Remember when you got to that age where all the professionals you’d see (doctors, lawyers, dentists) were now suddenly younger than you? And you’re fully aware the ornamentally framed certificate on the wall proves they completed their education, but you’re not entirely certain it wasn’t done in crayon?
It’s this strand of ageist bitterness — perhaps jealousy of the blinding bright future for the generational litter behind you — that forces you to succumb to the jaded bitterness of a life already lived. I’m starting to feel the same way about the Olympics. Experiencing a form of athletic jealousy with an inner banter akin to Statler and Waldorf from the Muppet Show.
It took me about 30 seconds on the Emera Oval to decide that skating is not for me. I’m fairly certain as a child I was indeed Tonya Harding . . . minus the, well you know, blonde hair.
But regardless of my inability, it did a lot to further my respect for these Olympic figure skaters. Sure, they make the most horrendous of contorted faces and their costumes would even make Liberace step back and say tone it down. But to make some of these jumps, skills and elements look as effortless as they do is simply magical to me.

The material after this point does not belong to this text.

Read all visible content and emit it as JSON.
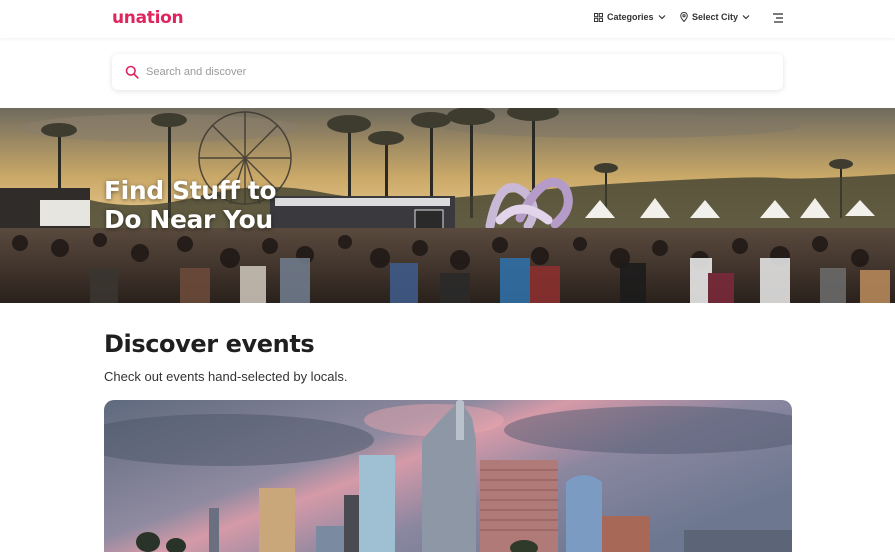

Except the twizzle (twizzle: a figure skating move in which, in unison, the skaters twist and turn down the ice as if they were experiencing the worst form of synchronized vertigo.)
Our Canadians Tessa Virtue and Scott Moir grabbed gold in ice dance. All jokes aside, it was a beautiful program — a great way to possibly end a 21-year career.
Next: Cassie Sharpe. This young, incredible athlete managed to see her dreams come true. But all this well-earned and amazingly uplifting gold medal achievement on the women’s ski halfpipe accomplished was less to warm the cockles of my Canadian heart and more to just remind me of my own failures on the slopes.
I remember taking to a Quebec-area ski hill with a mass of snowboarding newbies one season. Even in his broken English I could tell that the instructor knew there wasn’t a boarding protégé among us. The hour-or-so-long lesson seemed like a weekend intensive course for which I clearly did not read the fine print. Suffice it to say, I figured out a snowboard is much more fun as a sled.
The third and final nail in my coffin of self-reflection comes with the biathlon. My confusion has now mixed with fatigue and winter seasonal affective disorder to highlight that this is merely another sport for which I will never become an Olympian. The mixed relay sees the teamwork and combined efforts of our Canadians cross-country skiing capabilities and shooting accuracy. Limited time spent at a shooting range or two taught me that I look really good standing next to guns, I make an amazing reloading assistant, but the only deer I’d ever hit is the one that’s already been loaded onto the back of the truck.
Only five days to go in the parade of unlimited potential. My only hope now is that the closing ceremonies don’t have a marry a nice Jewish doctor event, judged by my grandmother. I can’t take the possible disappointment and humiliation of finishing off the podium.